Un homme abattu après avoir tiré sur le GIGN en Savoie

Il n’aurait pas pris en compte les sommations des gendarmes et s’est avancé vers eux arme à la main, tuant un chien des forces de l’ordre.

 Le GIGN a riposté après avoir été pris pour cible par l’individu. (Illustration)
Le GIGN a riposté après avoir été pris pour cible par l’individu. (Illustration) LP/Matthieu de Martignac

Un homme de 44 ans a été tué lundi soir en Savoie par des gendarmes du GIGN. Ils ont été visés par les tirs de cette personne, connue pour des troubles psychiatriques, après une journée de tension, annonce ce mardi le procureur de Chambéry.

L'homme, « manifestement déséquilibré, en crise », s'était retranché chez lui, à Saint-François-de-Sales, près de Chambéry, et menaçait sa mère, a déclaré le procureur, Pierre-Yves Michau, confirmant une information de France Bleu Pays de Savoie.

Lundi, vers 10 heures, au lieu-dit La Magne, commune du massif des Bauges, les gendarmes sont appelés par les voisins inquiets de voir l'homme, né en 1976 à Genève (Suisse), sur son balcon avec une arme de poing, un Beretta. « Toute la journée », le quadragénaire va de sa cave au balcon, « menace de se supprimer, demande aux gendarmes de le flinguer et tient des propos incohérents », détaille le magistrat. Des renforts sont appelés, notamment des négociateurs, puis le groupe d'intervention de la gendarmerie nationale (GIGN).

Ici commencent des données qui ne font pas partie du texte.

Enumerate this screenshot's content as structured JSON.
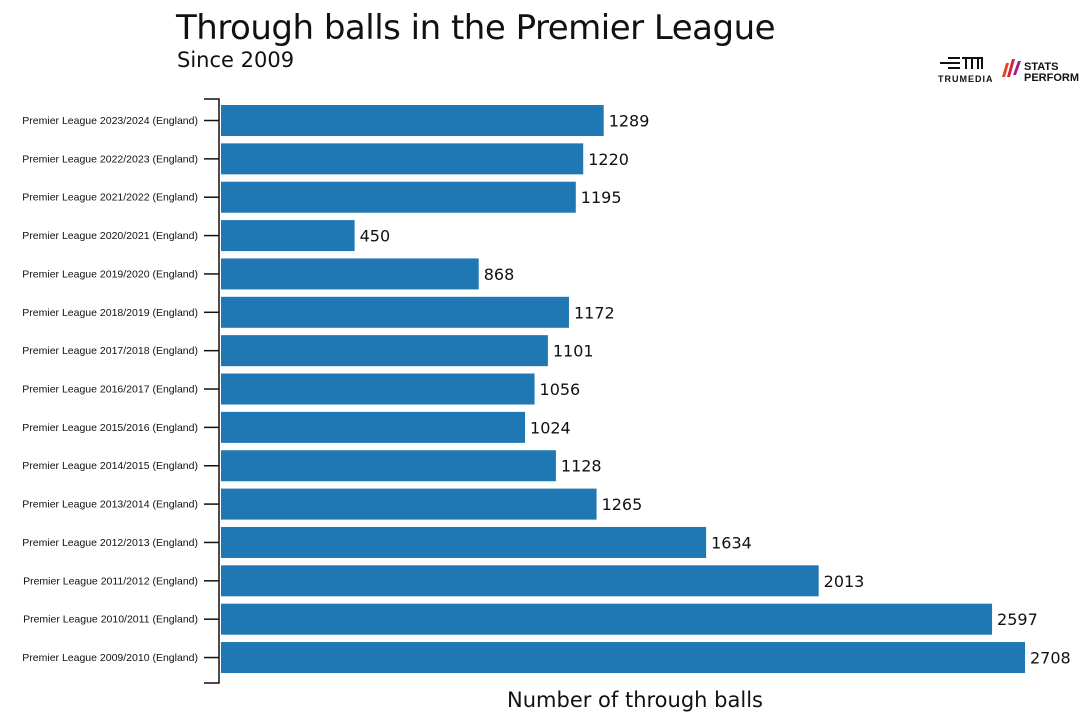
{
  "chart_data": {
    "type": "bar",
    "orientation": "horizontal",
    "title": "Through balls in the Premier League",
    "subtitle": "Since 2009",
    "xlabel": "Number of through balls",
    "ylabel": "",
    "xlim": [
      0,
      2708
    ],
    "grid": false,
    "bar_color": "#1f77b4",
    "categories": [
      "Premier League 2023/2024 (England)",
      "Premier League 2022/2023 (England)",
      "Premier League 2021/2022 (England)",
      "Premier League 2020/2021 (England)",
      "Premier League 2019/2020 (England)",
      "Premier League 2018/2019 (England)",
      "Premier League 2017/2018 (England)",
      "Premier League 2016/2017 (England)",
      "Premier League 2015/2016 (England)",
      "Premier League 2014/2015 (England)",
      "Premier League 2013/2014 (England)",
      "Premier League 2012/2013 (England)",
      "Premier League 2011/2012 (England)",
      "Premier League 2010/2011 (England)",
      "Premier League 2009/2010 (England)"
    ],
    "values": [
      1289,
      1220,
      1195,
      450,
      868,
      1172,
      1101,
      1056,
      1024,
      1128,
      1265,
      1634,
      2013,
      2597,
      2708
    ]
  },
  "logos": {
    "trumedia": "TRUMEDIA",
    "stats_perform": [
      "STATS",
      "PERFORM"
    ]
  }
}
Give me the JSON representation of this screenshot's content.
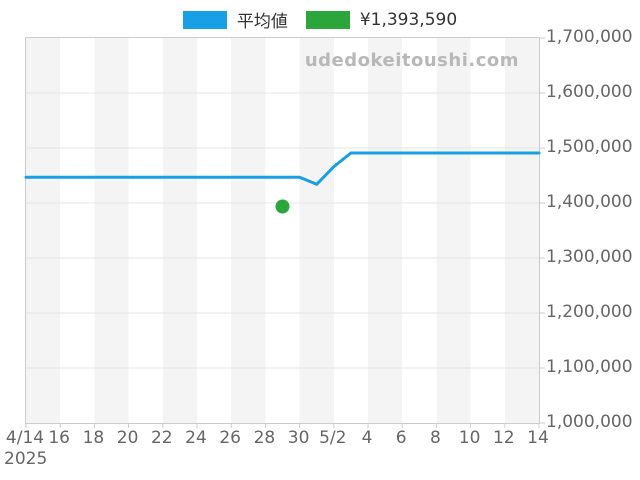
{
  "legend": {
    "items": [
      {
        "label": "平均値",
        "color": "#18a0e6"
      },
      {
        "label": "¥1,393,590",
        "color": "#2ba63a"
      }
    ]
  },
  "watermark": "udedokeitoushi.com",
  "year_label": "2025",
  "colors": {
    "line": "#18a0e6",
    "point": "#2ba63a",
    "grid": "#e4e4e4",
    "band": "#f4f4f4",
    "plot_border": "#cccccc",
    "axis_text": "#666666",
    "legend_text": "#333333",
    "watermark_text": "#b8b8b8"
  },
  "chart_data": {
    "type": "line",
    "title": "",
    "xlabel": "",
    "ylabel": "",
    "grid": "horizontal",
    "legend_position": "top",
    "ylim": [
      1000000,
      1700000
    ],
    "ytick_step": 100000,
    "x_dates": [
      "4/14",
      "4/15",
      "4/16",
      "4/17",
      "4/18",
      "4/19",
      "4/20",
      "4/21",
      "4/22",
      "4/23",
      "4/24",
      "4/25",
      "4/26",
      "4/27",
      "4/28",
      "4/29",
      "4/30",
      "5/1",
      "5/2",
      "5/3",
      "5/4",
      "5/5",
      "5/6",
      "5/7",
      "5/8",
      "5/9",
      "5/10",
      "5/11",
      "5/12",
      "5/13",
      "5/14"
    ],
    "series": [
      {
        "name": "平均値",
        "type": "line",
        "color": "#18a0e6",
        "values": [
          1447000,
          1447000,
          1447000,
          1447000,
          1447000,
          1447000,
          1447000,
          1447000,
          1447000,
          1447000,
          1447000,
          1447000,
          1447000,
          1447000,
          1447000,
          1447000,
          1447000,
          1434000,
          1466000,
          1491000,
          1491000,
          1491000,
          1491000,
          1491000,
          1491000,
          1491000,
          1491000,
          1491000,
          1491000,
          1491000,
          1491000
        ]
      }
    ],
    "point": {
      "date": "4/29",
      "value": 1393590,
      "color": "#2ba63a",
      "label": "¥1,393,590"
    },
    "yticks": [
      {
        "label": "1,700,000",
        "value": 1700000
      },
      {
        "label": "1,600,000",
        "value": 1600000
      },
      {
        "label": "1,500,000",
        "value": 1500000
      },
      {
        "label": "1,400,000",
        "value": 1400000
      },
      {
        "label": "1,300,000",
        "value": 1300000
      },
      {
        "label": "1,200,000",
        "value": 1200000
      },
      {
        "label": "1,100,000",
        "value": 1100000
      },
      {
        "label": "1,000,000",
        "value": 1000000
      }
    ],
    "xticks": [
      {
        "label": "4/14",
        "day": 0
      },
      {
        "label": "16",
        "day": 2
      },
      {
        "label": "18",
        "day": 4
      },
      {
        "label": "20",
        "day": 6
      },
      {
        "label": "22",
        "day": 8
      },
      {
        "label": "24",
        "day": 10
      },
      {
        "label": "26",
        "day": 12
      },
      {
        "label": "28",
        "day": 14
      },
      {
        "label": "30",
        "day": 16
      },
      {
        "label": "5/2",
        "day": 18
      },
      {
        "label": "4",
        "day": 20
      },
      {
        "label": "6",
        "day": 22
      },
      {
        "label": "8",
        "day": 24
      },
      {
        "label": "10",
        "day": 26
      },
      {
        "label": "12",
        "day": 28
      },
      {
        "label": "14",
        "day": 30
      }
    ]
  }
}
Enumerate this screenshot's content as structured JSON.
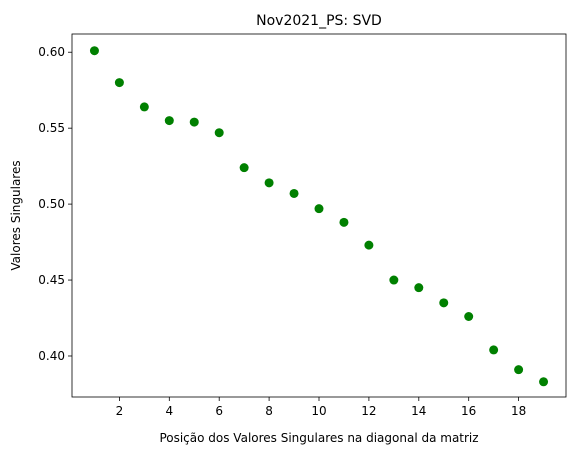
{
  "chart_data": {
    "type": "scatter",
    "title": "Nov2021_PS: SVD",
    "xlabel": "Posição dos Valores Singulares na diagonal da matriz",
    "ylabel": "Valores Singulares",
    "xlim": [
      0.1,
      19.9
    ],
    "ylim": [
      0.373,
      0.612
    ],
    "xticks": [
      2,
      4,
      6,
      8,
      10,
      12,
      14,
      16,
      18
    ],
    "yticks": [
      0.4,
      0.45,
      0.5,
      0.55,
      0.6
    ],
    "xtick_labels": [
      "2",
      "4",
      "6",
      "8",
      "10",
      "12",
      "14",
      "16",
      "18"
    ],
    "ytick_labels": [
      "0.40",
      "0.45",
      "0.50",
      "0.55",
      "0.60"
    ],
    "grid": false,
    "marker_color": "#008000",
    "series": [
      {
        "x": [
          1,
          2,
          3,
          4,
          5,
          6,
          7,
          8,
          9,
          10,
          11,
          12,
          13,
          14,
          15,
          16,
          17,
          18,
          19
        ],
        "y": [
          0.601,
          0.58,
          0.564,
          0.555,
          0.554,
          0.547,
          0.524,
          0.514,
          0.507,
          0.497,
          0.488,
          0.473,
          0.45,
          0.445,
          0.435,
          0.426,
          0.404,
          0.391,
          0.383
        ]
      }
    ]
  }
}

Il abat un chien avant de viser les militaires

« Comme il était toujours agité en fin d'après-midi, il a été décidé d'intervenir pour mettre en sécurité sa mère », présente sur place dans une habitation indépendante, a précisé le procureur. Selon son récit, le « forcené » a alors marché vers les gendarmes avec son arme à la main, ignorant les sommations d'usage des militaires. Ces derniers ont envoyé leur chien sur l'homme, qui a riposté en tuant le canidé. « C'est à ce moment-là qu'il se met à tirer sur les gendarmes » à plusieurs reprises, avant d'être abattu.

L'enquête a été confiée à l'inspection générale de la gendarmerie nationale (IGGN) « pour s'assurer que les gendarmes ont bien fait usage de leurs armes dans les conditions légales », et ici « en état de légitime défense », une procédure « classique ». Les trois gendarmes auteurs des tirs sont entendus en garde à vue.

Le parquet a aussi saisi la section de recherche pour ouvrir une enquête pour tentative d'homicide sur les gendarmes. Aucun membre des forces de l'ordre n'a été blessé durant l'intervention, et aucune autre arme n'a été retrouvée chez le quadragénaire.